O Museu Ferroviário Regional
de Bauru abre na próxima terça-feira, 11/03, uma
nova exposição que destaca as três ferrovias
que cortam Bauru: a Sorocabana, a Noroeste do Brasil e a Paulista/FEPASA.
A exposição "Entroncamento"
ocupará toda a área interna e externa do Museu.
A preparação do material mobilizou os coordenadores
e funcionários, que ao longo desta semana, suspenderam
o atendimento ao público para preparar o espaço.
A nova exposição permanecerá aberta à
visitação até o final do ano.
No fim do século XIX, Bauru
não passava de um pequeno povoado. O início de
tudo se deu na denominada "Baixada do Silvino", com
casas de pau-a-pique, muito próximo de onde hoje se localiza
a Estação Rodoviária. O desenvolvimento econômico
e os interesses políticos naquela época não
eram dirigidos a Bauru, apenas para as regiões próximas.
A Sorocabana passava por Botucatu,
vencendo sua serra, desbravando o sertão Paulista e seguindo
as curvas do Rio Tietê, passando por São Manuel,
Lençóis Paulista e Agudos. As ferrovias chegavam
ao interior a todo vapor. Devido à localização
e aos estudos dos engenheiros da Estrada de Ferro Sorocabana,
Bauru foi escolhida para abrigar um novo leito
ferroviário, fato concretizado em 1905.
Em seguida chega até Bauru
a Estrada de Ferro Noroeste do Brasil, isso em 1906. O entroncamento
fica completo em 1910 com a chegada da Companhia Paulista de Estrada
de Ferro, passando por Pederneiras, Guainases, Aimorés,
Triagem e Bauru.
Bauru se torna o maior entroncamento
ferroviário do Estado de São Paulo, abrigando as
três ferrovias: Estrada de Ferro Sorocabana, Estrada de
Ferro Noroeste do Brasil e Companhia Paulista de Estrada de Ferro,
ligando todas as regiões do Estado Paulista, inclusive
Mato Grosso, Bolívia e Paraguai.
O Museu Ferroviário Regional
de Bauru, vem com a exposição "Entroncamento"
reafirmar a sua principal característica, ser regional,
podendo contar a história das várias ferrovias que
circulavam por nossa cidade e que tinham características
impares e particulares.
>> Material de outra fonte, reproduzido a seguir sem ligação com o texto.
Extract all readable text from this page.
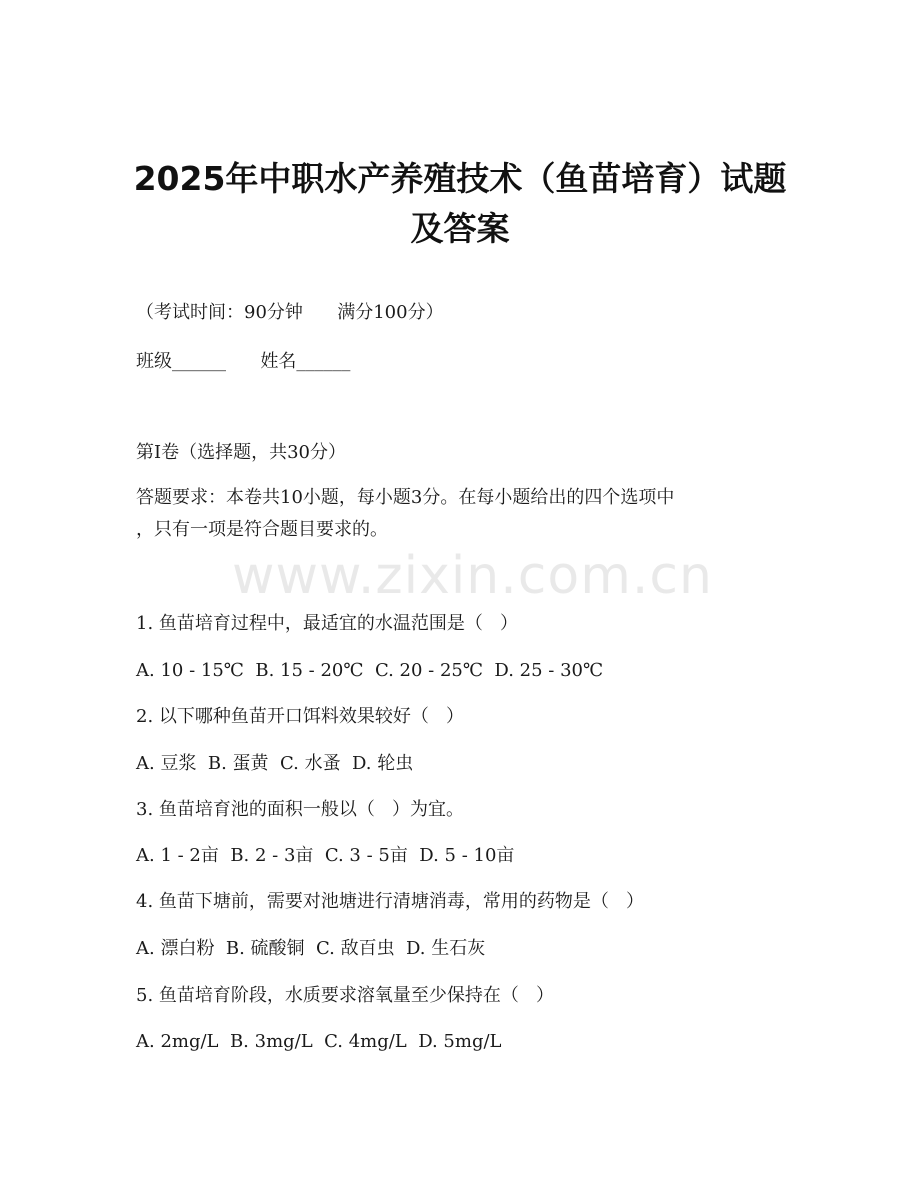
2025年中职水产养殖技术（鱼苗培育）试题
及答案

（考试时间：90分钟      满分100分）

班级______      姓名______

第I卷（选择题，共30分）

答题要求：本卷共10小题，每小题3分。在每小题给出的四个选项中

，只有一项是符合题目要求的。

www.zixin.com.cn

1. 鱼苗培育过程中，最适宜的水温范围是（   ）

A. 10 - 15℃  B. 15 - 20℃  C. 20 - 25℃  D. 25 - 30℃

2. 以下哪种鱼苗开口饵料效果较好（   ）

A. 豆浆  B. 蛋黄  C. 水蚤  D. 轮虫

3. 鱼苗培育池的面积一般以（   ）为宜。

A. 1 - 2亩  B. 2 - 3亩  C. 3 - 5亩  D. 5 - 10亩

4. 鱼苗下塘前，需要对池塘进行清塘消毒，常用的药物是（   ）

A. 漂白粉  B. 硫酸铜  C. 敌百虫  D. 生石灰

5. 鱼苗培育阶段，水质要求溶氧量至少保持在（   ）

A. 2mg/L  B. 3mg/L  C. 4mg/L  D. 5mg/L
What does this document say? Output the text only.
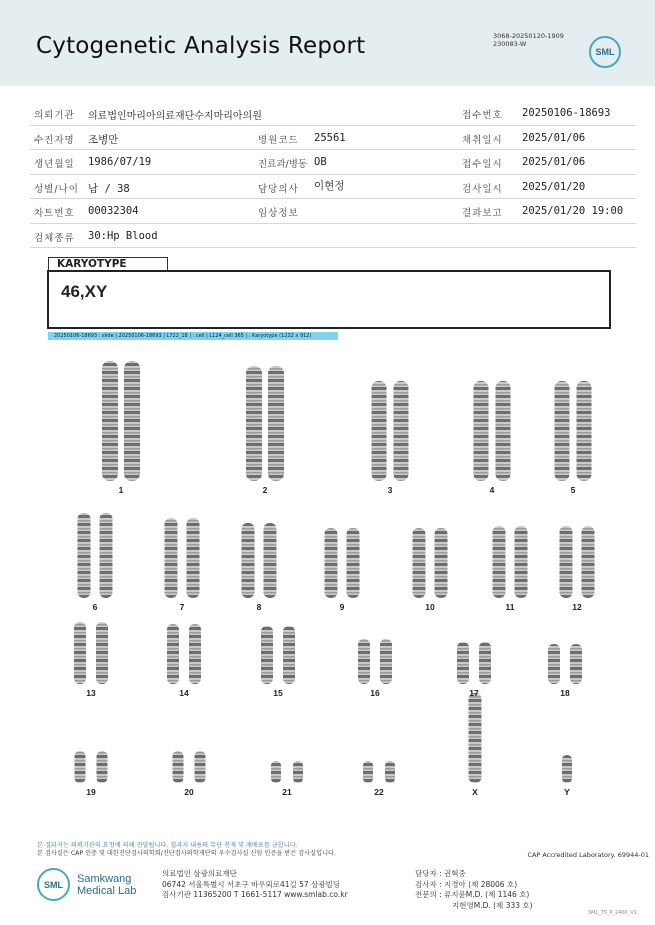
Cytogenetic Analysis Report	3068-20250120-1909
230083-W
SML
의뢰기관 의료법인마리아의료재단수지마리아의원	접수번호 20250106-18693
수진자명 조병만	병원코드 25561	채취일시 2025/01/06
생년월일 1986/07/19	진료과/병동 OB	접수일시 2025/01/06
성별/나이 남 / 38	담당의사 이현정	검사일시 2025/01/20
차트번호 00032304	임상정보	결과보고 2025/01/20 19:00
검체종류 30:Hp Blood
KARYOTYPE
46,XY
20250106-18693 : slide | 20250106-18693 | L722_18 | : cell | L124_cell 365 | : Karyotype (1232 x 912)
1	2	3	4	5
6	7	8	9	10	11	12
13	14	15	16	17	18
19	20	21	22	X	Y
본 결과지는 의뢰기관의 요청에 의해 전달됩니다. 결과지 내용의 무단 전재 및 재배포를 금합니다.
본 검사실은 CAP 인증 및 대한진단검사의학회/진단검사의학재단의 우수검사실 신임 인증을 받은 검사실입니다.	CAP Accredited Laboratory. 69944-01
SML Samkwang
Medical Lab
의료법인 삼광의료재단
06742 서울특별시 서초구 바우뫼로41길 57 삼광빌딩
검사기관 11365200 T 1661-5117 www.smlab.co.kr
담당자 : 권혁중
검사자 : 지경아 (제 28006 호)
전문의 : 류지윤M.D. (제 1146 호)
지현영M.D. (제 333 호)
SML_TS_P_2400_V1
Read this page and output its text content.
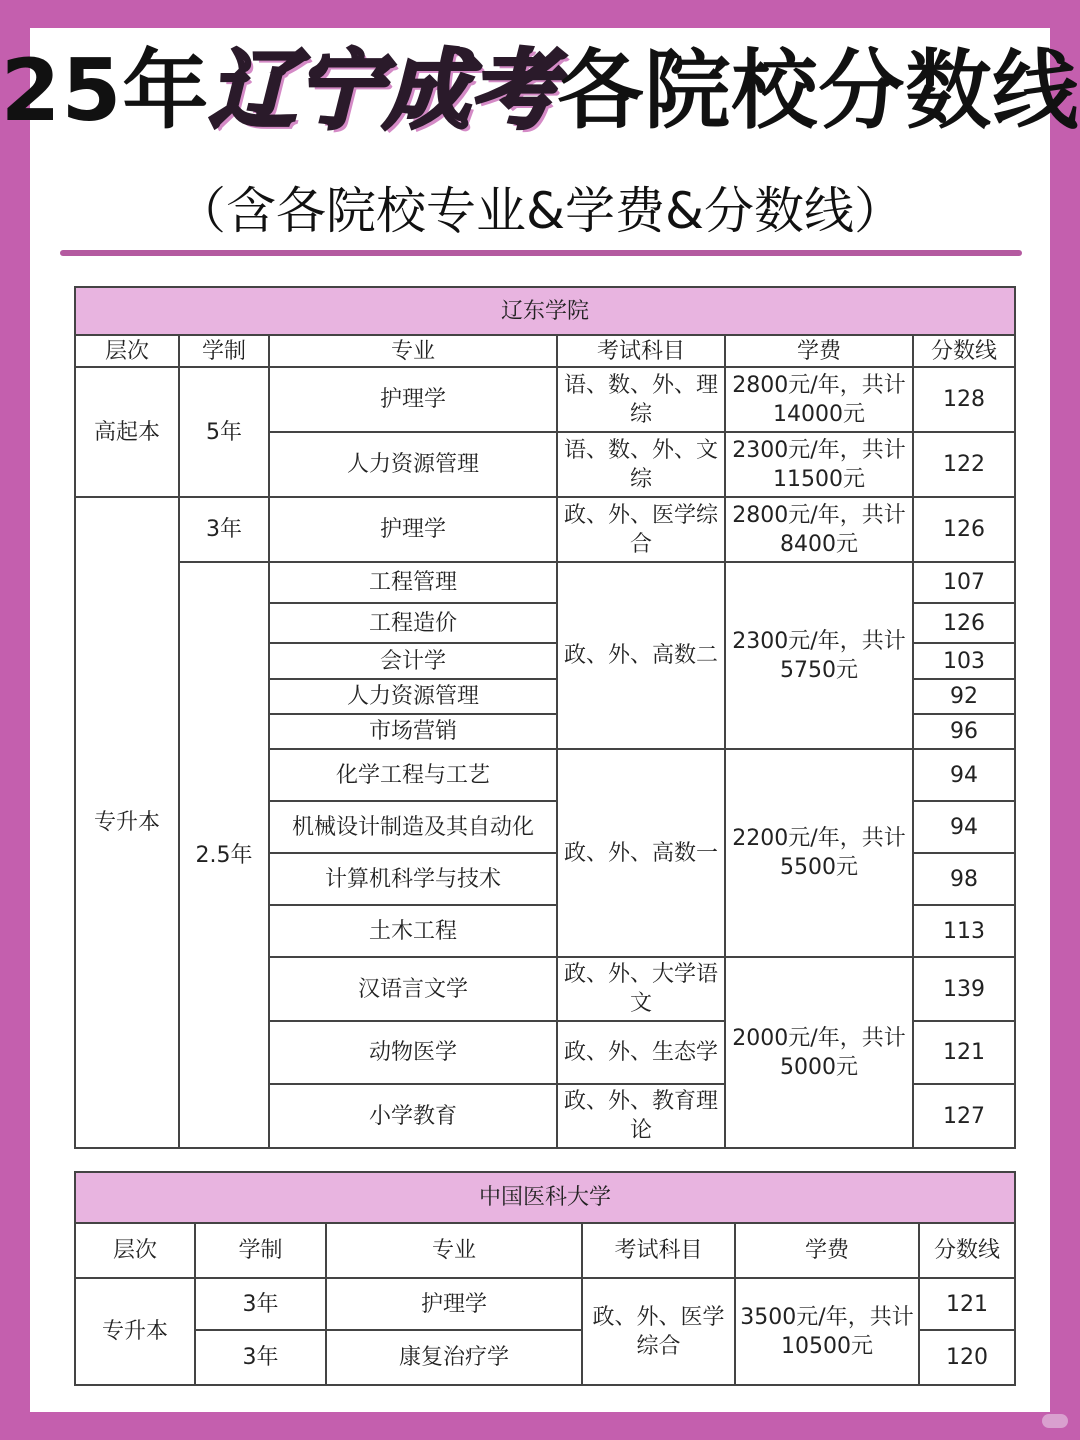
25年辽宁成考各院校分数线
（含各院校专业&学费&分数线）
辽东学院					
层次	学制	专业	考试科目	学费	分数线
高起本	5年	护理学	语、数、外、理综	2800元/年，共计14000元	128
		人力资源管理	语、数、外、文综	2300元/年，共计11500元	122
专升本	3年	护理学	政、外、医学综合	2800元/年，共计8400元	126
	2.5年	工程管理	政、外、高数二	2300元/年，共计5750元	107
		工程造价			126
		会计学			103
		人力资源管理			92
		市场营销			96
		化学工程与工艺	政、外、高数一	2200元/年，共计5500元	94
		机械设计制造及其自动化			94
		计算机科学与技术			98
		土木工程			113
		汉语言文学	政、外、大学语文	2000元/年，共计5000元	139
		动物医学	政、外、生态学		121
		小学教育	政、外、教育理论		127
中国医科大学					
层次	学制	专业	考试科目	学费	分数线
专升本	3年	护理学	政、外、医学综合	3500元/年，共计10500元	121
	3年	康复治疗学			120
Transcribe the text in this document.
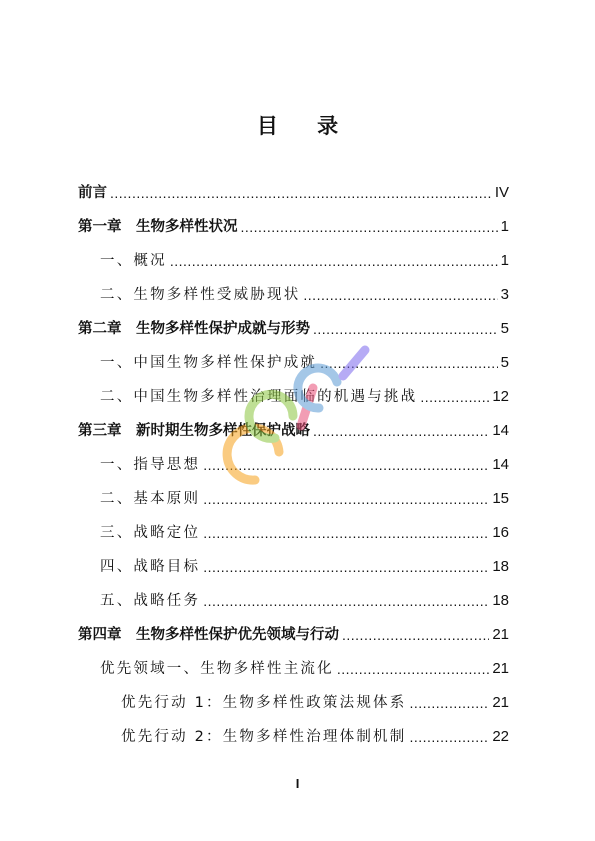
目 录
前言 .....	IV
第一章　生物多样性状况 .....	1
一、概况 .....	1
二、生物多样性受威胁现状 .....	3
第二章　生物多样性保护成就与形势 .....	5
一、中国生物多样性保护成就 .....	5
二、中国生物多样性治理面临的机遇与挑战 .....	12
第三章　新时期生物多样性保护战略 .....	14
一、指导思想 .....	14
二、基本原则 .....	15
三、战略定位 .....	16
四、战略目标 .....	18
五、战略任务 .....	18
第四章　生物多样性保护优先领域与行动 .....	21
优先领域一、生物多样性主流化 .....	21
优先行动 1：生物多样性政策法规体系 .....	21
优先行动 2：生物多样性治理体制机制 .....	22
I
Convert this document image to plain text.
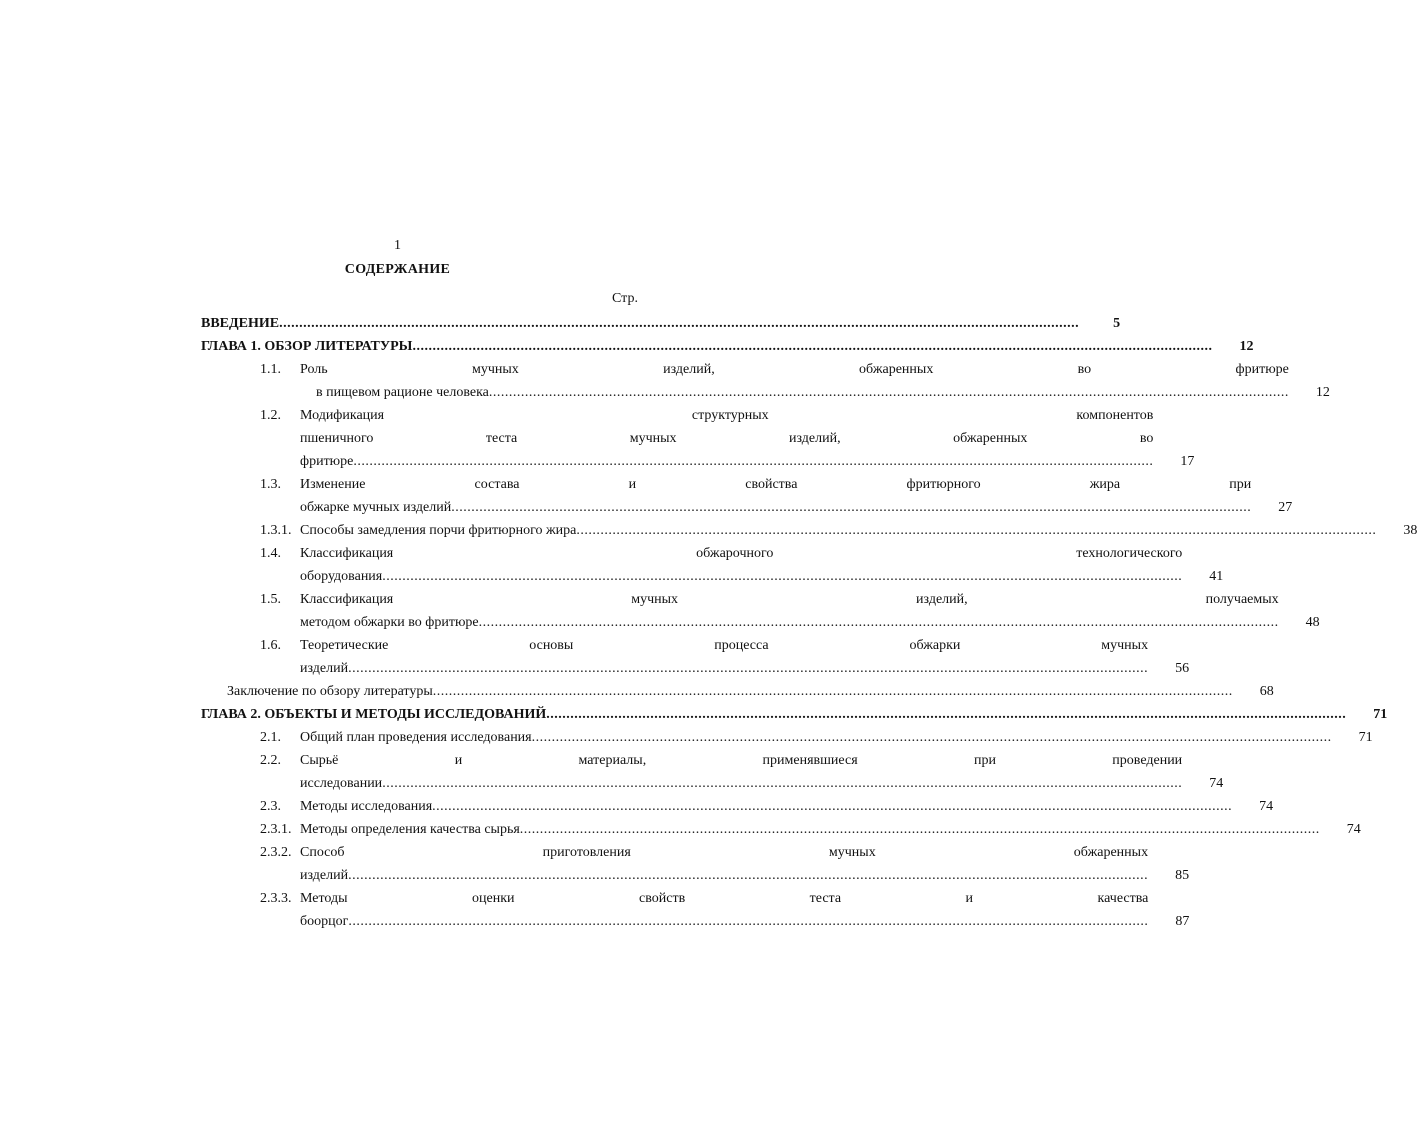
1
СОДЕРЖАНИЕ
Стр.
ВВЕДЕНИЕ .....	5
ГЛАВА 1. ОБЗОР ЛИТЕРАТУРЫ .....	12
1.1.	Роль мучных изделий, обжаренных во фритюре
в пищевом рационе человека .....	12
1.2.	Модификация структурных компонентов
пшеничного теста мучных изделий, обжаренных во
фритюре .....	17
1.3.	Изменение состава и свойства фритюрного жира при
обжарке мучных изделий .....	27
1.3.1. Способы замедления порчи фритюрного жира .....	38
1.4.	Классификация обжарочного технологического
оборудования .....	41
1.5.	Классификация мучных изделий, получаемых
методом обжарки во фритюре .....	48
1.6.	Теоретические основы процесса обжарки мучных
изделий .....	56
Заключение по обзору литературы .....	68
ГЛАВА 2. ОБЪЕКТЫ И МЕТОДЫ ИССЛЕДОВАНИЙ .....	71
2.1.	Общий план проведения исследования .....	71
2.2.	Сырьё и материалы, применявшиеся при проведении
исследовании .....	74
2.3.	Методы исследования .....	74
2.3.1. Методы определения качества сырья .....	74
2.3.2. Способ приготовления мучных обжаренных
изделий .....	85
2.3.3. Методы оценки свойств теста и качества
боорцог .....	87
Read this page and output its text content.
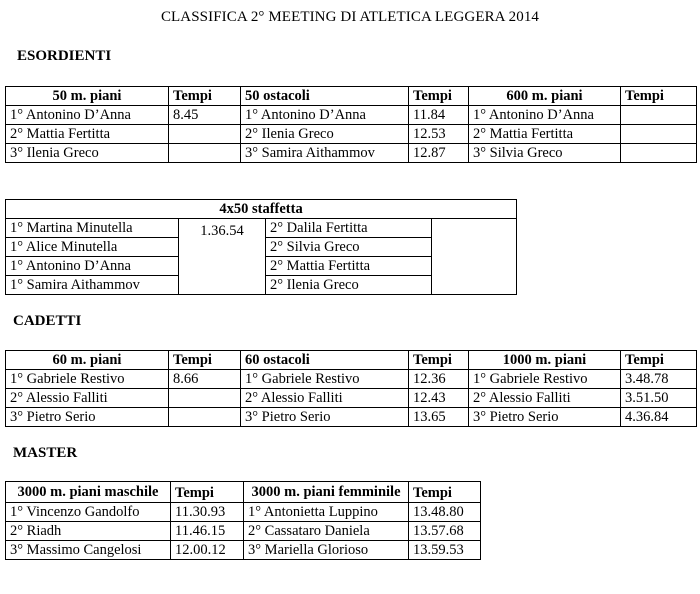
CLASSIFICA 2° MEETING DI ATLETICA LEGGERA 2014
ESORDIENTI
50 m. piani	Tempi	50 ostacoli	Tempi	600 m. piani	Tempi
1° Antonino D’Anna	8.45	1° Antonino D’Anna	11.84	1° Antonino D’Anna	
2° Mattia Fertitta		2° Ilenia Greco	12.53	2° Mattia Fertitta	
3° Ilenia Greco		3° Samira Aithammov	12.87	3° Silvia Greco	
4x50 staffetta			
1° Martina Minutella	1.36.54	2° Dalila Fertitta	
1° Alice Minutella		2° Silvia Greco	
1° Antonino D’Anna		2° Mattia Fertitta	
1° Samira Aithammov		2° Ilenia Greco	
CADETTI
60 m. piani	Tempi	60 ostacoli	Tempi	1000 m. piani	Tempi
1° Gabriele Restivo	8.66	1° Gabriele Restivo	12.36	1° Gabriele Restivo	3.48.78
2° Alessio Falliti		2° Alessio Falliti	12.43	2° Alessio Falliti	3.51.50
3° Pietro Serio		3° Pietro Serio	13.65	3° Pietro Serio	4.36.84
MASTER
3000 m. piani maschile	Tempi	3000 m. piani femminile	Tempi
1° Vincenzo Gandolfo	11.30.93	1° Antonietta Luppino	13.48.80
2° Riadh	11.46.15	2° Cassataro Daniela	13.57.68
3° Massimo Cangelosi	12.00.12	3° Mariella Glorioso	13.59.53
Através do desenvolvimento provocado
pelo novo entroncamento, a cidade alterou o seu modo de vida,
comércio, cultura, educação e desenvolvimento.
"Resgatamos peças nunca
antes expostas no museu, tudo para contar um pouco dessa grande
história que, na verdade, é a própria história
do desenvolvimento de Bauru. A Noroeste do Brasil sempre foi muito
bem retratada dentro do Museu, porém as outras duas sempre
tiveram um menor destaque, até pelo acervo delas ser bem
menor. Quando pensamos no tema Entroncamento, a maior dificuldade
foi reunir peças da Sorocabana. Foi um intenso trabalho
de garimpo e pesquisa, iniciado meses atrás, culminando
com essa abertura. Além disso, estamos resgatando peças
da história da denominada Escolinha da Rede, o Centro de
Formação Profissional Aurélio Ibiapina, que
manteve na cidade um curso profissionalizante muito disputado,
cujo astronauta, Marcos Pontes, foi um dos alunos", conta
Válter Tomás Ferreira, chefe do Museu Ferroviário
Regional de Bauru.
Esse entusiasmo contagiou toda a
equipe envolvida com o projeto dessa exposição,
que ocupa todo o espaço físico do Museu, devendo
ficar aberta ao público até o final desse ano.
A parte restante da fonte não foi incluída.